Paul Galvez

Research Fellow and MA Curriculum Coordinator

A historian of modern art from its historical emergence to the present, Paul Galvez is a research fellow at EODIAH as well as one of the coordinators of the Institute’s Master’s Program in Art History. His research interests range broadly from realist painting to the Russian avant-garde to contemporary abstraction, and his articles have appeared in journals such as October, Art Journal, and Les Cahiers du musée national d’art moderne. Previously taught classes include surveys of the art of the eighteenth, nineteenth, and twentieth centuries, the history of modern sculpture, art and colonialism, and late nineteenth-century decorative arts.

At EODIAH, Galvez’s research and writing has been devoted to a forthcoming book on the landscapes of Gustave Courbet. As in all his work, of primary concern for him are the formal and material dimensions of the work of art, in their deepest sense. Indeed, the way in which Courbet’s scenes of primordial nature put into question the very distinction between form and matter is what drew him to the artist in the first place.
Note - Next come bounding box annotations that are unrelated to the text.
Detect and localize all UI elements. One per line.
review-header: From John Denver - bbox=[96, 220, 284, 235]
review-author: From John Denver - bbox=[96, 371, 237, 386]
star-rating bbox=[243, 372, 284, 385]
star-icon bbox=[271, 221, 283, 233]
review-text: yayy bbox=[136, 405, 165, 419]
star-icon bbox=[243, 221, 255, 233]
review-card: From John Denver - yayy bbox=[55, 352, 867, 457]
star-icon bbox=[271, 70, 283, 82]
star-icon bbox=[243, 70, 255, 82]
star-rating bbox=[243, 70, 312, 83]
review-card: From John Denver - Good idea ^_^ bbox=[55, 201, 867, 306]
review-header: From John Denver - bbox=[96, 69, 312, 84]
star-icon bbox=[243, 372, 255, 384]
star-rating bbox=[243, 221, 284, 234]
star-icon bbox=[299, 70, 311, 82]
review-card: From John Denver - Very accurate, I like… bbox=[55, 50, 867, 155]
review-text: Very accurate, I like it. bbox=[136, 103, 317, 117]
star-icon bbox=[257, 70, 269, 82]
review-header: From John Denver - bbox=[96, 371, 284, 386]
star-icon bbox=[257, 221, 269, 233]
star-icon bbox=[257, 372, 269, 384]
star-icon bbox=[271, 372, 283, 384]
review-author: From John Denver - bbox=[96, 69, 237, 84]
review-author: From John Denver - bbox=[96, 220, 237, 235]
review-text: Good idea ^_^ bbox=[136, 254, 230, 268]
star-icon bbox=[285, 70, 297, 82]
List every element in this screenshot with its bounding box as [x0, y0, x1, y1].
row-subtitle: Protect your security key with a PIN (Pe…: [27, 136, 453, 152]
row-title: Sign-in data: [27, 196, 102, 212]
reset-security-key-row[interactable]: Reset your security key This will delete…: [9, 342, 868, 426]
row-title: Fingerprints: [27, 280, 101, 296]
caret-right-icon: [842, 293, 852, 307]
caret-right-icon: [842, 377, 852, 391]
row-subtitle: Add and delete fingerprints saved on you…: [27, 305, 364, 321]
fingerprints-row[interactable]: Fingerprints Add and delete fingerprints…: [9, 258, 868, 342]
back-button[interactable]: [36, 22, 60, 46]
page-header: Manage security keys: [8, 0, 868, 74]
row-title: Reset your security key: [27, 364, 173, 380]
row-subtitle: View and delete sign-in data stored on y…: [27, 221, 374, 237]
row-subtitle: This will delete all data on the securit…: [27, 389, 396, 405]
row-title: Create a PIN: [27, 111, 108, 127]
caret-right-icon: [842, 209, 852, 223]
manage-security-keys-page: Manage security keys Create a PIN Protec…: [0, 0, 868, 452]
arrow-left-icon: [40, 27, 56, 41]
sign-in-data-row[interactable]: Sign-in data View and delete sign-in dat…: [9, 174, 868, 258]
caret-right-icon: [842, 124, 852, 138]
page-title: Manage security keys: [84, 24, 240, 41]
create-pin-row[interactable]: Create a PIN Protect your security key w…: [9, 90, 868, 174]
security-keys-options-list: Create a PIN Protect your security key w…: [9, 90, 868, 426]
In pursuing this and other projects, Galvez’s work takes a multifaceted approach, often drawing upon philosophy, literary criticism, the history of science, and conservation science, in addition to history and art history. Galvez has also contributed to the catalogue raisonné of Paul Gauguin’s Tahitian paintings and is at work on a larger research project on Gauguin’s ceramics.
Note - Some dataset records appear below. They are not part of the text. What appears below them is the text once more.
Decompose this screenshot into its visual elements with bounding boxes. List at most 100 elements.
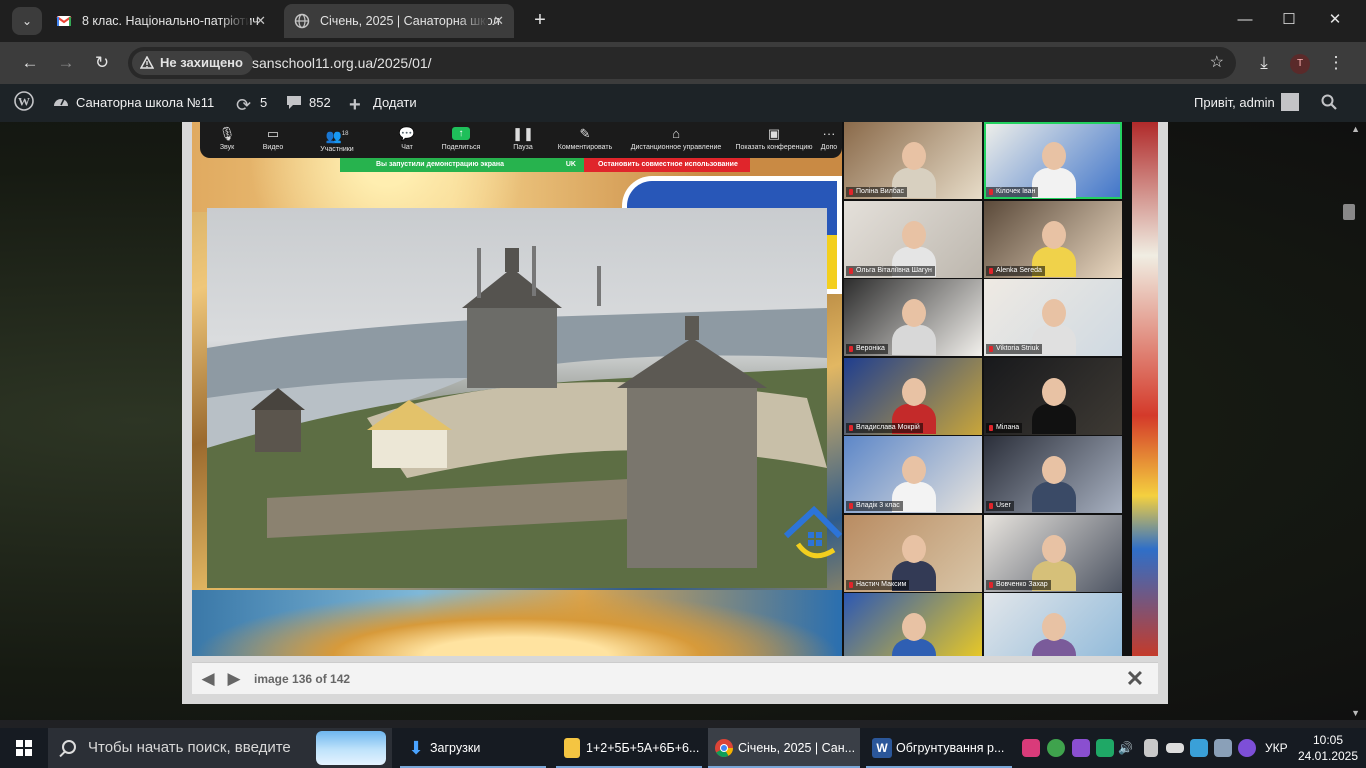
- comments-count: 852: [309, 95, 331, 110]
- wp-comments[interactable]: 852: [285, 84, 331, 122]
- search-icon: [1321, 94, 1337, 110]
- tray-torrent-icon[interactable]: [1047, 739, 1065, 757]
- tray-network-app-icon[interactable]: [1190, 739, 1208, 757]
- scrollbar-thumb[interactable]: [1343, 204, 1355, 220]
- back-button[interactable]: ←: [15, 48, 45, 78]
- viber-icon[interactable]: [1238, 739, 1256, 757]
- participant-video-tile[interactable]: Владислава Мокрій: [844, 357, 982, 435]
- participant-video-tile[interactable]: Мілана: [984, 357, 1122, 435]
- wp-add-new[interactable]: + Додати: [349, 84, 417, 122]
- participant-name-label: User: [986, 501, 1014, 511]
- taskbar-app-downloads[interactable]: ⬇ Загрузки: [400, 728, 546, 768]
- participant-video-tile[interactable]: Alenka Sereda: [984, 200, 1122, 278]
- participant-video-tile[interactable]: Вовченко Захар: [984, 514, 1122, 592]
- network-icon[interactable]: [1214, 739, 1232, 757]
- close-window-button[interactable]: ✕: [1312, 0, 1358, 40]
- language-indicator[interactable]: УКР: [1265, 728, 1288, 768]
- participant-video-tile[interactable]: Дана Мойсеєнко: [984, 593, 1122, 656]
- reload-button[interactable]: ↻: [87, 48, 117, 78]
- zoom-more-button[interactable]: ··· Допо: [814, 124, 844, 152]
- tab-search-button[interactable]: ⌄: [12, 7, 42, 35]
- taskbar-app-word[interactable]: W Обгрунтування р...: [866, 728, 1012, 768]
- add-new-label: Додати: [373, 95, 417, 110]
- participant-video: [1032, 456, 1076, 512]
- close-icon[interactable]: ✕: [493, 4, 504, 38]
- participant-video: [892, 299, 936, 355]
- participant-video-tile[interactable]: Владислав Ільїн: [844, 593, 982, 656]
- participant-video: [1032, 613, 1076, 656]
- address-bar[interactable]: Не захищено sanschool11.org.ua/2025/01/ …: [128, 47, 1236, 79]
- participant-video-tile[interactable]: Настич Максим: [844, 514, 982, 592]
- zoom-video-button[interactable]: ▭ Видео: [238, 124, 308, 152]
- taskbar-app-folder[interactable]: 1+2+5Б+5А+6Б+6...: [556, 728, 702, 768]
- zoom-remote-control-button[interactable]: ⌂ Дистанционное управление: [620, 124, 732, 152]
- participant-video-tile[interactable]: Поліна Вилбас: [844, 122, 982, 199]
- wp-updates[interactable]: ⟳ 5: [236, 84, 267, 122]
- wp-search-button[interactable]: [1320, 84, 1344, 122]
- zoom-participant-gallery: Поліна Вилбас Кілочек Іван Ольга Віталіївн…: [842, 122, 1132, 656]
- participant-video-tile[interactable]: Владік 3 клас: [844, 436, 982, 513]
- fortress-photo: [207, 208, 827, 588]
- warning-icon: [140, 56, 154, 69]
- participant-video-tile[interactable]: Ольга Віталіївна Шагун: [844, 200, 982, 278]
- bookmark-star-icon[interactable]: ☆: [1210, 47, 1224, 79]
- school-logo-icon: [783, 505, 842, 559]
- system-clock[interactable]: 10:05 24.01.2025: [1296, 732, 1360, 764]
- zoom-toolbar-label: Пауза: [513, 144, 533, 151]
- downloads-button[interactable]: ⤓: [1249, 48, 1279, 78]
- minimize-icon: —: [1237, 11, 1253, 28]
- scroll-down-arrow[interactable]: ▼: [1351, 708, 1360, 718]
- camera-icon: ▭: [266, 126, 280, 141]
- tab-gmail[interactable]: 8 клас. Національно-патріотич ✕: [46, 4, 276, 38]
- tray-device-icon[interactable]: [1144, 739, 1158, 757]
- share-language[interactable]: UK: [566, 158, 576, 172]
- tab-sanschool[interactable]: Січень, 2025 | Санаторна школ ✕: [284, 4, 514, 38]
- taskbar-app-chrome[interactable]: Січень, 2025 | Сан...: [708, 728, 860, 768]
- battery-icon[interactable]: [1166, 743, 1184, 753]
- zoom-show-meeting-button[interactable]: ▣ Показать конференцию: [726, 124, 822, 152]
- mouse-icon: ⌂: [672, 126, 680, 141]
- participant-name-label: Поліна Вилбас: [846, 187, 908, 197]
- forward-button[interactable]: →: [51, 48, 81, 78]
- image-counter: image 136 of 142: [254, 672, 351, 686]
- dashboard-icon: [54, 98, 68, 106]
- zoom-participants-button[interactable]: 👥18 Участники: [302, 124, 372, 155]
- close-icon[interactable]: ✕: [255, 4, 266, 38]
- volume-icon[interactable]: 🔊: [1118, 728, 1133, 768]
- tray-app-icon[interactable]: [1096, 739, 1114, 757]
- minimize-button[interactable]: —: [1222, 0, 1268, 40]
- profile-avatar[interactable]: T: [1290, 54, 1310, 74]
- participant-video-tile[interactable]: User: [984, 436, 1122, 513]
- zoom-toolbar-label: Участники: [320, 146, 354, 154]
- maximize-icon: ☐: [1282, 11, 1296, 28]
- participant-video-tile[interactable]: Вероніка: [844, 279, 982, 356]
- browser-menu-button[interactable]: ⋮: [1321, 48, 1351, 78]
- zoom-share-button[interactable]: ↑ Поделиться: [426, 124, 496, 152]
- maximize-button[interactable]: ☐: [1266, 0, 1312, 40]
- tray-app-icon[interactable]: [1022, 739, 1040, 757]
- search-highlight-image: [316, 731, 386, 765]
- participant-video-tile[interactable]: Viktoria Striuk: [984, 279, 1122, 356]
- wp-logo-button[interactable]: W: [14, 84, 40, 122]
- stop-share-button[interactable]: Остановить совместное использование: [584, 158, 750, 172]
- scroll-up-arrow[interactable]: ▲: [1351, 124, 1360, 134]
- url-text[interactable]: sanschool11.org.ua/2025/01/: [252, 47, 432, 79]
- next-image-button[interactable]: ▶: [224, 669, 244, 689]
- taskbar-search-box[interactable]: Чтобы начать поиск, введите: [48, 728, 392, 768]
- pause-icon: ❚❚: [512, 126, 534, 141]
- wp-site-name[interactable]: Санаторна школа №11: [52, 84, 214, 122]
- site-security-chip[interactable]: Не захищено: [132, 51, 253, 75]
- close-lightbox-button[interactable]: ✕: [1124, 668, 1146, 690]
- wp-account-menu[interactable]: Привіт, admin: [1194, 84, 1299, 122]
- new-tab-button[interactable]: +: [526, 6, 554, 34]
- participant-name-label: Вовченко Захар: [986, 579, 1051, 590]
- zoom-annotate-button[interactable]: ✎ Комментировать: [550, 124, 620, 152]
- start-button[interactable]: [0, 728, 48, 768]
- taskbar-app-label: Обгрунтування р...: [896, 741, 1005, 755]
- tray-feather-icon[interactable]: [1072, 739, 1090, 757]
- prev-image-button[interactable]: ◀: [198, 669, 218, 689]
- zoom-toolbar-label: Дистанционное управление: [630, 144, 722, 151]
- participant-video-tile[interactable]: Кілочек Іван: [984, 122, 1122, 199]
- zoom-pause-button[interactable]: ❚❚ Пауза: [488, 124, 558, 152]
- more-icon: ···: [822, 126, 836, 141]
Dovetailing with his critical interest in the phenomenological experience of art is Galvez's activity as a curator and critic. Exhibitions of postwar and contemporary art that he organized have taken place in Paris (galerie Nathalie Obadia) and Dallas (galerie Frank Elbaz). His many catalogue essays and exhibition reviews in Artforum, Texte zur Kunst, and elsewhere have focused on the enduring and and yet contested legacy of postwar art at work within recent artistic practice, especially contemporary painting.